BasanBasan (Deut 3:4), a region S. of the Plain of Damascus; at first the Kingdom of Og, then given to the tribe of Manasses.
Ver. 10. Myself, when all human aid fails.
Ver. 11. You, Assyrians, are bringing destruction upon yourselves. C.
Ver. 14. Of you. Heb. "of us." H.
--- They are seriously alarmed at the sight of the fires prepared to burn the dead bodies of the Assyrians, (C. xxx. 33.) and begin to think of hell, (C.) which their sins deserve. H.
Ver. 15. Blood. Avoiding revenge, and punishing the guilty, without respect to persons. Such was Ezechias, and therefore his enemies could not hurt him.
Ver. 16. Sure. Never failing. C.
--- This was a great advantage in those dry regions. H.
Ver. 17. King Ezechias, or he shall be one of his courtiers.
--- Off. Their limits shall be extended. Those who believe in Christ, shall cast their eyes up towards their heavenly country. Heb. ix. 13.

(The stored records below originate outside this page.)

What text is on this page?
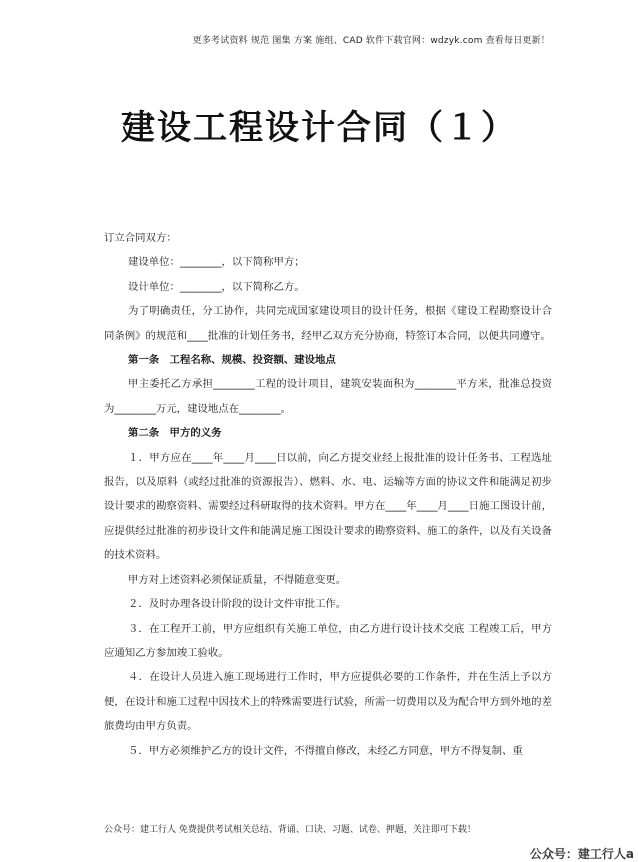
更多考试资料 规范 图集 方案 施组、CAD 软件下载官网：wdzyk.com 查看每日更新！
建设工程设计合同（１）

订立合同双方：

建设单位：________，以下简称甲方；

设计单位：________，以下简称乙方。

为了明确责任，分工协作，共同完成国家建设项目的设计任务，根据《建设工程勘察设计合同条例》的规范和____批准的计划任务书，经甲乙双方充分协商，特签订本合同，以便共同遵守。

第一条　工程名称、规模、投资额、建设地点

甲主委托乙方承担________工程的设计项目，建筑安装面积为________平方米，批准总投资为________万元，建设地点在________。

第二条　甲方的义务

１．甲方应在____年____月____日以前，向乙方提交业经上报批准的设计任务书、工程选址报告，以及原料（或经过批准的资源报告）、燃料、水、电、运输等方面的协议文件和能满足初步设计要求的勘察资料、需要经过科研取得的技术资料。甲方在____年____月____日施工图设计前，应提供经过批准的初步设计文件和能满足施工图设计要求的勘察资料、施工的条件，以及有关设备的技术资料。

甲方对上述资料必须保证质量，不得随意变更。

２．及时办理各设计阶段的设计文件审批工作。

３．在工程开工前，甲方应组织有关施工单位，由乙方进行设计技术交底 工程竣工后，甲方应通知乙方参加竣工验收。

４．在设计人员进入施工现场进行工作时，甲方应提供必要的工作条件，并在生活上予以方便，在设计和施工过程中因技术上的特殊需要进行试验，所需一切费用以及为配合甲方到外地的差旅费均由甲方负责。

５．甲方必须维护乙方的设计文件，不得擅自修改，未经乙方同意，甲方不得复制、重

公众号：建工行人 免费提供考试相关总结、背诵、口诀、习题、试卷、押题，关注即可下载！
公众号：建工行人a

Ver. 18. Ones. These questions were put by the people, when the enemy approached; or they now rejoice that their severe masters were gone.

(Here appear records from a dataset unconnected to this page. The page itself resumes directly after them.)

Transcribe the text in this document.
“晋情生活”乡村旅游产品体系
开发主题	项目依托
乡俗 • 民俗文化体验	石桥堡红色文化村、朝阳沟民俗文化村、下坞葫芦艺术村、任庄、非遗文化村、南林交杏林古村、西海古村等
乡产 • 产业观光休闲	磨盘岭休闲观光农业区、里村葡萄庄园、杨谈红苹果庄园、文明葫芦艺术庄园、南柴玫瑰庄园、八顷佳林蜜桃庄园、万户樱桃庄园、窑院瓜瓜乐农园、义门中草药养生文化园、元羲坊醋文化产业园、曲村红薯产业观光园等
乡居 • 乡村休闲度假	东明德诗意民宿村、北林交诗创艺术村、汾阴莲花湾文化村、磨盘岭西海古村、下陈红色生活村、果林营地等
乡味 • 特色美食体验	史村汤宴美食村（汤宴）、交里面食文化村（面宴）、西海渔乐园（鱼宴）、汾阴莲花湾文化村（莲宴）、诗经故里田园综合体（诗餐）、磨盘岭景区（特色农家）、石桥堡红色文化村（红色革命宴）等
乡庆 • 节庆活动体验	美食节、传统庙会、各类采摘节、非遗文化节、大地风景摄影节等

Ver. 19. Shameless, unjust Assyrians. Lu. xviii. 2. When shame is gone, people give way to every excess.
--- Profound. Unknown to the Jews. 4 K. xviii. 26.
--- No wisdom, manners, or piety.
Ver. 20. Broken. It was taken 125 years afterwards. The Church remains till the end of time, (C.) whereas both the prophets and history assure us, that Jerusalem was subject to destruction. W.
Ver. 21. Of rivers. He speaks of the rivers of endless joys that flow from the throne of God to water the heavenly Jerusalem, like a deep river. C.
Ver. 23. Thy tacklings. He speaks of the enemies of the Church, under the allegory of a ship that is disabled. Ch.
--- Sennacherib shall attempt invasion no more than a ship without masts would put to sea.
Ver. 24. Feeble. All were obliged to collect the plunder, to be afterwards divided. None shall plead illness. The inhabitants of Jerusalem will not feel the effects of sin (C.) on this occasion. H.